Youngkin administration sets stricter runoff rules for solar farms
The Virginia Department of Environmental Quality late this March abruptly rolled out several major changes to how Virginia will manage stormwater runoff from solar farms, saying prior policies may have underestimated water quality impacts.
Previously, Virginia had considered only the foundations or bases of solar panels to be impervious surfaces, or those unable to absorb runoff. But under Gov. Glenn Youngkin’s administration, the solar panels themselves will begin to be classified as impervious surfaces, albeit unconnected ones.
The distinction could have significant effects on solar development in Virginia, which has set ambitious goals for achieving a carbon-free electric grid by midcentury, including the deployment of large quantities of solar power.
But while the solar industry worries that the sudden policy shift could dampen efforts to build out renewables, some local officials and environmental groups say it could help better account for how precipitation, which is increasing in both frequency and intensity due to climate change, interacts with solar farms.
Virginia, like other states, has wide-ranging stormwater rules for new development because of the impact runoff from sites can have on erosion and water quality. Stormwater concerns are particularly acute in the roughly 56 percent of the state that lies in the Chesapeake Bay watershed. There, the federal government has imposed targets Virginia must meet in reducing nutrient pollution, much of which comes from runoff.
In the March 29 memo announcing the policy change, Virginia DEQ Director Mike Rolband explained the move as an effort “to safeguard the protection of downstream waterways and properties as well as ensure consistency with [the U.S. Environmental Protection Agency’s] Chesapeake Bay Program.”
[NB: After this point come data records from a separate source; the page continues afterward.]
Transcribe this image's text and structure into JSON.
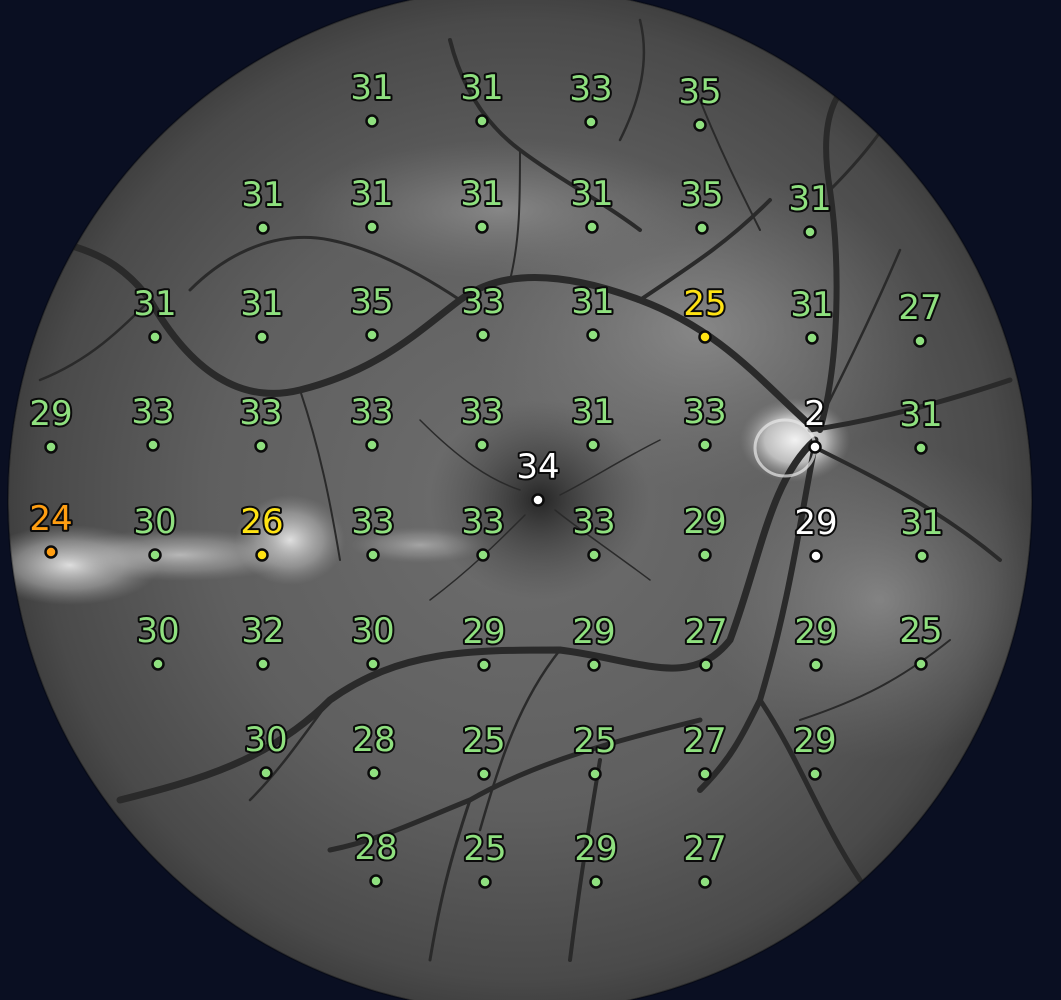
{
  "colors": {
    "background": "#0a0f22",
    "normal": "#8fe07f",
    "mild": "#ffe313",
    "moderate": "#ff9e12",
    "reference": "#ffffff"
  },
  "points": [
    {
      "value": "31",
      "status": "normal"
    },
    {
      "value": "31",
      "status": "normal"
    },
    {
      "value": "33",
      "status": "normal"
    },
    {
      "value": "35",
      "status": "normal"
    },
    {
      "value": "31",
      "status": "normal"
    },
    {
      "value": "31",
      "status": "normal"
    },
    {
      "value": "31",
      "status": "normal"
    },
    {
      "value": "31",
      "status": "normal"
    },
    {
      "value": "35",
      "status": "normal"
    },
    {
      "value": "31",
      "status": "normal"
    },
    {
      "value": "31",
      "status": "normal"
    },
    {
      "value": "31",
      "status": "normal"
    },
    {
      "value": "35",
      "status": "normal"
    },
    {
      "value": "33",
      "status": "normal"
    },
    {
      "value": "31",
      "status": "normal"
    },
    {
      "value": "25",
      "status": "mild"
    },
    {
      "value": "31",
      "status": "normal"
    },
    {
      "value": "27",
      "status": "normal"
    },
    {
      "value": "29",
      "status": "normal"
    },
    {
      "value": "33",
      "status": "normal"
    },
    {
      "value": "33",
      "status": "normal"
    },
    {
      "value": "33",
      "status": "normal"
    },
    {
      "value": "33",
      "status": "normal"
    },
    {
      "value": "31",
      "status": "normal"
    },
    {
      "value": "33",
      "status": "normal"
    },
    {
      "value": "2",
      "status": "reference"
    },
    {
      "value": "31",
      "status": "normal"
    },
    {
      "value": "34",
      "status": "reference"
    },
    {
      "value": "24",
      "status": "moderate"
    },
    {
      "value": "30",
      "status": "normal"
    },
    {
      "value": "26",
      "status": "mild"
    },
    {
      "value": "33",
      "status": "normal"
    },
    {
      "value": "33",
      "status": "normal"
    },
    {
      "value": "33",
      "status": "normal"
    },
    {
      "value": "29",
      "status": "normal"
    },
    {
      "value": "29",
      "status": "reference"
    },
    {
      "value": "31",
      "status": "normal"
    },
    {
      "value": "30",
      "status": "normal"
    },
    {
      "value": "32",
      "status": "normal"
    },
    {
      "value": "30",
      "status": "normal"
    },
    {
      "value": "29",
      "status": "normal"
    },
    {
      "value": "29",
      "status": "normal"
    },
    {
      "value": "27",
      "status": "normal"
    },
    {
      "value": "29",
      "status": "normal"
    },
    {
      "value": "25",
      "status": "normal"
    },
    {
      "value": "30",
      "status": "normal"
    },
    {
      "value": "28",
      "status": "normal"
    },
    {
      "value": "25",
      "status": "normal"
    },
    {
      "value": "25",
      "status": "normal"
    },
    {
      "value": "27",
      "status": "normal"
    },
    {
      "value": "29",
      "status": "normal"
    },
    {
      "value": "28",
      "status": "normal"
    },
    {
      "value": "25",
      "status": "normal"
    },
    {
      "value": "29",
      "status": "normal"
    },
    {
      "value": "27",
      "status": "normal"
    }
  ]
}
On Friday, DEQ spokesperson Greg Bilyeu said in an email that the previous administration of Gov. Ralph Northam had “ignored existing stormwater management regulations” and that “in their efforts to prioritize solar project development, they ignored concerns that have continued to be raised by local officials and key stakeholders.”
DEQ did not provide specific numbers of stormwater violations linked to solar projects that have occurred, but several high-profile cases have made headlines over the past few years as solar development has accelerated. The most notorious concern was sediment pollution from the Essex Solar project in Essex County, which led to a settlement with former Attorney General Mark Herring’s office and a $245,000 fine. More recently, problems with stormwater runoff from the Belcher Solar facility in Louisa County led owner Dominion Energy to apologize to the local board of supervisors.